Comme en témoignent différents actes notariés, la dénomination de ” Bâtie de l’Orme” se transforma au cours des ans en ” Bâtie des Monts Vernayson” puis ” Bâtie de Vercors”, ” Belle Bâtie” ou simplement “Bâtie”. Le château-forteresse surmontait la crête de l’éminence rocheuse tandis que le village constitué d’une centaine d’habitations et d’une église, entouré de remparts, occupait les parties Sud et Sud-Est de la pente.
La forteresse de la ” Bâtie de Vercors” avait pour vocation de protéger le centre du ” Pagus Vertacomicorius” et de contrôler le passage entre Rousset et la partie Sud-Ouest du Massif.

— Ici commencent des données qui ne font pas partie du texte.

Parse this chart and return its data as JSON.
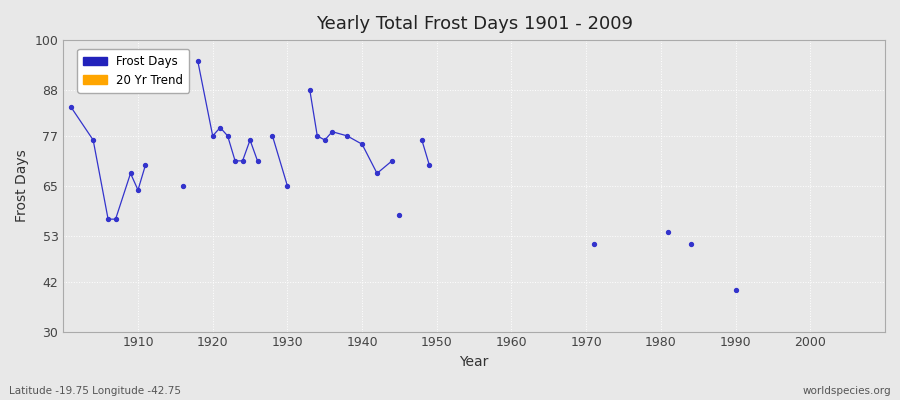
{
  "title": "Yearly Total Frost Days 1901 - 2009",
  "xlabel": "Year",
  "ylabel": "Frost Days",
  "subtitle": "Latitude -19.75 Longitude -42.75",
  "watermark": "worldspecies.org",
  "xlim": [
    1900,
    2010
  ],
  "ylim": [
    30,
    100
  ],
  "yticks": [
    30,
    42,
    53,
    65,
    77,
    88,
    100
  ],
  "xticks": [
    1910,
    1920,
    1930,
    1940,
    1950,
    1960,
    1970,
    1980,
    1990,
    2000
  ],
  "bg_color": "#e8e8e8",
  "plot_bg_color": "#e8e8e8",
  "grid_color": "#ffffff",
  "line_color": "#3333cc",
  "marker_color": "#3333cc",
  "legend_colors": [
    "#2222bb",
    "#ffa500"
  ],
  "legend_entries": [
    "Frost Days",
    "20 Yr Trend"
  ],
  "segments": [
    [
      [
        1901,
        84
      ],
      [
        1904,
        76
      ],
      [
        1906,
        57
      ],
      [
        1907,
        57
      ],
      [
        1909,
        68
      ],
      [
        1910,
        64
      ],
      [
        1911,
        70
      ]
    ],
    [
      [
        1916,
        65
      ]
    ],
    [
      [
        1918,
        95
      ],
      [
        1920,
        77
      ],
      [
        1921,
        79
      ],
      [
        1922,
        77
      ],
      [
        1923,
        71
      ],
      [
        1924,
        71
      ],
      [
        1925,
        76
      ],
      [
        1926,
        71
      ]
    ],
    [
      [
        1928,
        77
      ],
      [
        1930,
        65
      ]
    ],
    [
      [
        1933,
        88
      ],
      [
        1934,
        77
      ],
      [
        1935,
        76
      ],
      [
        1936,
        78
      ],
      [
        1938,
        77
      ],
      [
        1940,
        75
      ],
      [
        1942,
        68
      ],
      [
        1944,
        71
      ]
    ],
    [
      [
        1945,
        58
      ]
    ],
    [
      [
        1948,
        76
      ],
      [
        1949,
        70
      ]
    ],
    [
      [
        1971,
        51
      ]
    ],
    [
      [
        1981,
        54
      ]
    ],
    [
      [
        1984,
        51
      ]
    ],
    [
      [
        1990,
        40
      ]
    ]
  ]
}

Elle était aussi la résidence du seigneur, vassal de l’évêque de Die. Ce dernier, seigneur-souverain de Vercors étant lui-même soumis à la suzeraineté du Dauphin. Une administration fort complexe qui se compliquera encore quand le Pape Grégoire X décidera, en 1275, de l’union des évêchés de Die et de Valence. Au début du 14ème siècle, les contraintes du régime féodal se relâchant et la centralisation du pouvoir entre les mains du Roi rendant plus sûre la vie dans les campagnes, les fortifications devinrent moins nécessaires à la sécurité des personnes et des biens. En conséquence, les habitants du vieux et haut village de la ” Belle Bâtie” préférèrent des maisons plus faciles d’accès. Ainsi, progressivement, une agglomération se développa autour d’une chapelle construite à 900 pas au couchant du ” Rocher”. Après quelques décennies, cette chapelle donna finalement son nom à l’agglomération et devint le centre paroissial et l’église paroissiale du bourg transplanté.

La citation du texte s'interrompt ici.